Saviano presenta Educazione Siberiana su Repubblica
«Ho incontrato Lilin nella stanza anonima di un hotel milanese. Corpo minuto ma tonico, viso slavo, colori chiari, occhi luminosi. Parla un italiano preciso, impastato con una cadenza slava unita a un accento piemontese». Roberto Saviano sul quotidiano ”La Repubblica” il 3 aprile tiene a battesimo l’ex “criminale onesto” Nicolai Lilin, autore di “Educazione Siberiana”. Saviano confessa di esserne rimasto affascinato, dopo aver apprezzato il suo libro: una sconvolgente autobiografia, ambientata in un ghetto criminale dell’ex Urss dove la comunità dei fuorilegge siberiani imponeva, a modo suo, un sistema etico. «Volevo raccontare storie che rischiavano di perdersi, che conoscono in pochi», spiega Nicolai. «Le storie della mia gente, distrutta dal capitalismo di oggi: gente che aveva regole sacre, che viveva con dei valori».
“Educazione Siberiana”, assicura Saviano, è «un romanzo come se ne leggono pochi, che racconta di un mondo scomparso, quello degli Urka siberiani, la comunità di criminali
deportata da Stalin al confine con l’attuale Moldavia, in una terra di nessuno che è la Transnistria». Per leggere questo libro, avverte l’autore di “Gomorra”, «bisogna prepararsi a dimenticare le categorie di bene e di male così come le percepiamo, lasciar perdere i sentimenti come li abbiamo costruiti dentro la nostra anima. Bisogna star lì: leggere e basta». Non ci si aspetti un libro sulla mafia russa, né un trattato sul crimine, né alleanze tra clan, imperi economici, faide e sparatorie. «È il contrario. È un romanzo che racconta di un popolo scomparso, di una tradizione guerriera che Nicolai conservava dentro di sé e che non riusciva più a tacere».

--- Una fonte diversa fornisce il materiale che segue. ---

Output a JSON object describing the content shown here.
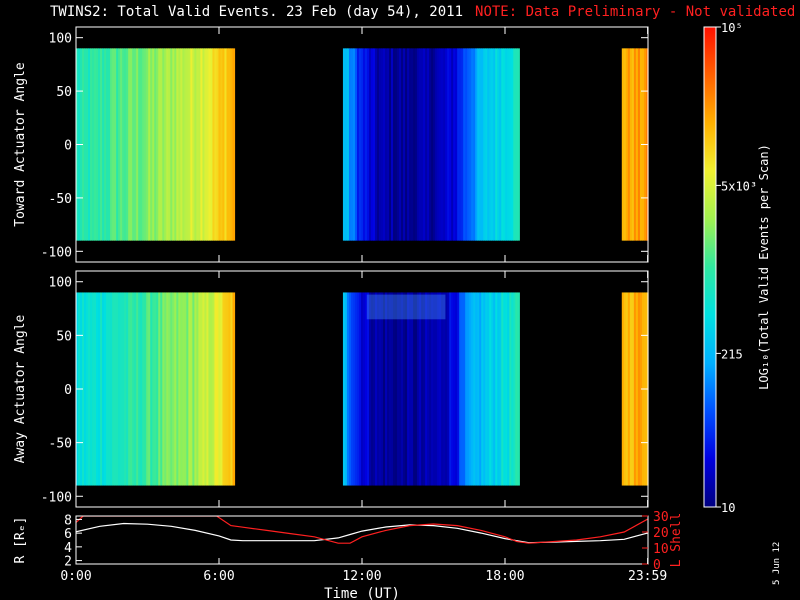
{
  "header": {
    "title": "TWINS2: Total Valid Events. 23 Feb (day  54), 2011",
    "note": "NOTE: Data Preliminary - Not validated"
  },
  "footer": {
    "datestamp": "5 Jun 12"
  },
  "colors": {
    "background": "#000000",
    "axes": "#ffffff",
    "note": "#ff2020",
    "l_shell": "#ff2020",
    "radius": "#ffffff"
  },
  "chart_data": [
    {
      "type": "heatmap",
      "ylabel": "Toward Actuator Angle",
      "ylim": [
        -110,
        110
      ],
      "yticks": [
        100,
        50,
        0,
        -50,
        -100
      ],
      "xlim_hours": [
        0,
        24
      ],
      "y_band": [
        -90,
        90
      ],
      "data_blocks": [
        {
          "start_hours": 0.0,
          "end_hours": 6.65,
          "profile": [
            0.45,
            0.48,
            0.52,
            0.55,
            0.58,
            0.62,
            0.66,
            0.72,
            0.8
          ]
        },
        {
          "start_hours": 11.2,
          "end_hours": 18.6,
          "profile": [
            0.35,
            0.15,
            0.05,
            0.03,
            0.02,
            0.03,
            0.05,
            0.1,
            0.25,
            0.35,
            0.4,
            0.45
          ]
        },
        {
          "start_hours": 22.9,
          "end_hours": 24.0,
          "profile": [
            0.8,
            0.82
          ]
        }
      ]
    },
    {
      "type": "heatmap",
      "ylabel": "Away Actuator Angle",
      "ylim": [
        -110,
        110
      ],
      "yticks": [
        100,
        50,
        0,
        -50,
        -100
      ],
      "xlim_hours": [
        0,
        24
      ],
      "y_band": [
        -90,
        90
      ],
      "data_blocks": [
        {
          "start_hours": 0.0,
          "end_hours": 6.65,
          "profile": [
            0.4,
            0.42,
            0.45,
            0.48,
            0.52,
            0.56,
            0.6,
            0.66,
            0.78
          ]
        },
        {
          "start_hours": 11.2,
          "end_hours": 18.6,
          "profile": [
            0.32,
            0.12,
            0.04,
            0.02,
            0.02,
            0.03,
            0.05,
            0.12,
            0.28,
            0.35,
            0.4,
            0.45
          ]
        },
        {
          "start_hours": 22.9,
          "end_hours": 24.0,
          "profile": [
            0.78,
            0.82
          ]
        }
      ]
    },
    {
      "type": "line",
      "xlabel": "Time (UT)",
      "xticks": [
        "0:00",
        "6:00",
        "12:00",
        "18:00",
        "23:59"
      ],
      "xtick_hours": [
        0,
        6,
        12,
        18,
        23.983
      ],
      "ylabel_left": "R [Rₑ]",
      "ylim_left": [
        1.5,
        8.5
      ],
      "yticks_left": [
        8,
        6,
        4,
        2
      ],
      "ylabel_right": "L Shell",
      "ylim_right": [
        0,
        30
      ],
      "yticks_right": [
        30,
        20,
        10,
        0
      ],
      "series": [
        {
          "name": "R [Rₑ]",
          "x_hours": [
            0,
            1,
            2,
            3,
            4,
            5,
            6,
            6.5,
            7,
            8,
            9,
            10,
            11,
            11.5,
            12,
            13,
            14,
            15,
            16,
            17,
            18,
            18.5,
            19,
            20,
            21,
            22,
            23,
            23.98
          ],
          "values": [
            6.2,
            7.0,
            7.4,
            7.3,
            7.0,
            6.4,
            5.6,
            5.0,
            4.9,
            4.9,
            4.9,
            4.9,
            5.3,
            5.8,
            6.3,
            6.9,
            7.2,
            7.1,
            6.7,
            6.0,
            5.2,
            4.9,
            4.6,
            4.7,
            4.8,
            4.9,
            5.1,
            6.0
          ]
        },
        {
          "name": "L Shell",
          "x_hours": [
            0,
            0.3,
            5.9,
            6.5,
            7,
            8,
            9,
            10,
            11,
            11.5,
            12,
            13,
            14,
            15,
            16,
            17,
            18,
            18.5,
            19,
            20,
            21,
            22,
            23,
            23.98
          ],
          "values": [
            26,
            30,
            30,
            24,
            23,
            21,
            19,
            17,
            13,
            13,
            17,
            21,
            24,
            25,
            24,
            21,
            17,
            14,
            13,
            14,
            15,
            17,
            20,
            28
          ]
        }
      ]
    }
  ],
  "colorbar": {
    "label": "LOG₁₀(Total Valid Events per Scan)",
    "ticks": [
      {
        "label": "10",
        "frac": 0.0
      },
      {
        "label": "215",
        "frac": 0.32
      },
      {
        "label": "5x10³",
        "frac": 0.67
      },
      {
        "label": "10⁵",
        "frac": 1.0
      }
    ],
    "stops": [
      "#000080",
      "#0000e0",
      "#0050ff",
      "#00b0ff",
      "#00e0e0",
      "#30e8a0",
      "#a0f050",
      "#f0f030",
      "#ffb000",
      "#ff6000",
      "#ff1000"
    ]
  }
}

«Continuamente - annota Saviano - lui usa la parola “onesto”, e continuamente ripete il termine “disonesto”. Può apparire strano che parlando di una comunità criminale si parli di onestà; noi abbiamo imparato a dimenticare che un codice etico condiviso possa esistere anche al di fuori della società civile». Tra gli Urka non si stupra, non si fanno estorsioni, non si fa usura. «Si può rapinare e uccidere, ma solo in presenza di un valido motivo. Si può truffare, ma solo lo stato e i ricchi». Spiega Nicolai: «Sono regole di giustizia non scritte, come la divisione equa dei beni, l’aiuto reciproco e la difesa dei più deboli. Se nasci in quella realtà – aggiunge - non puoi certo divenire Ghandi, ma almeno vivi un una società che ha regole e diritti, non solo soprusi dove vince il più corrotto e il più forte, come tra i lupi».
Nel romanzo, osserva Saviano, gli anziani hanno un ruolo centrale. «Non sono solo i depositari delle tradizioni, ma tramandano di generazione in generazione le storie più avvincenti di rapine e di sfide. Indirizzano le nuove generazioni anche sul modo di trattare il denaro. I soldi fanno schifo ai siberiani, la considerano roba sporca». Malgrado l’attento vaglio degli editor, rileva Saviano, a tratti si avverte che il libro ha conservato, a volte, delle asperità, dei punti dove la lingua inciampa: «Ed è proprio lì che lo stile ibrido di un uomo che pensa in siberiano e scrive in italiano, lo stile personalissimo che gli scrittori migranti elaborano, esce in tutta la sua pura ingenuità e bellezza. Lilin – dice Saviano – costruisce un mondo con la sua scrittura e questo fa di lui non un semplice testimone ma uno scrittore vero e proprio».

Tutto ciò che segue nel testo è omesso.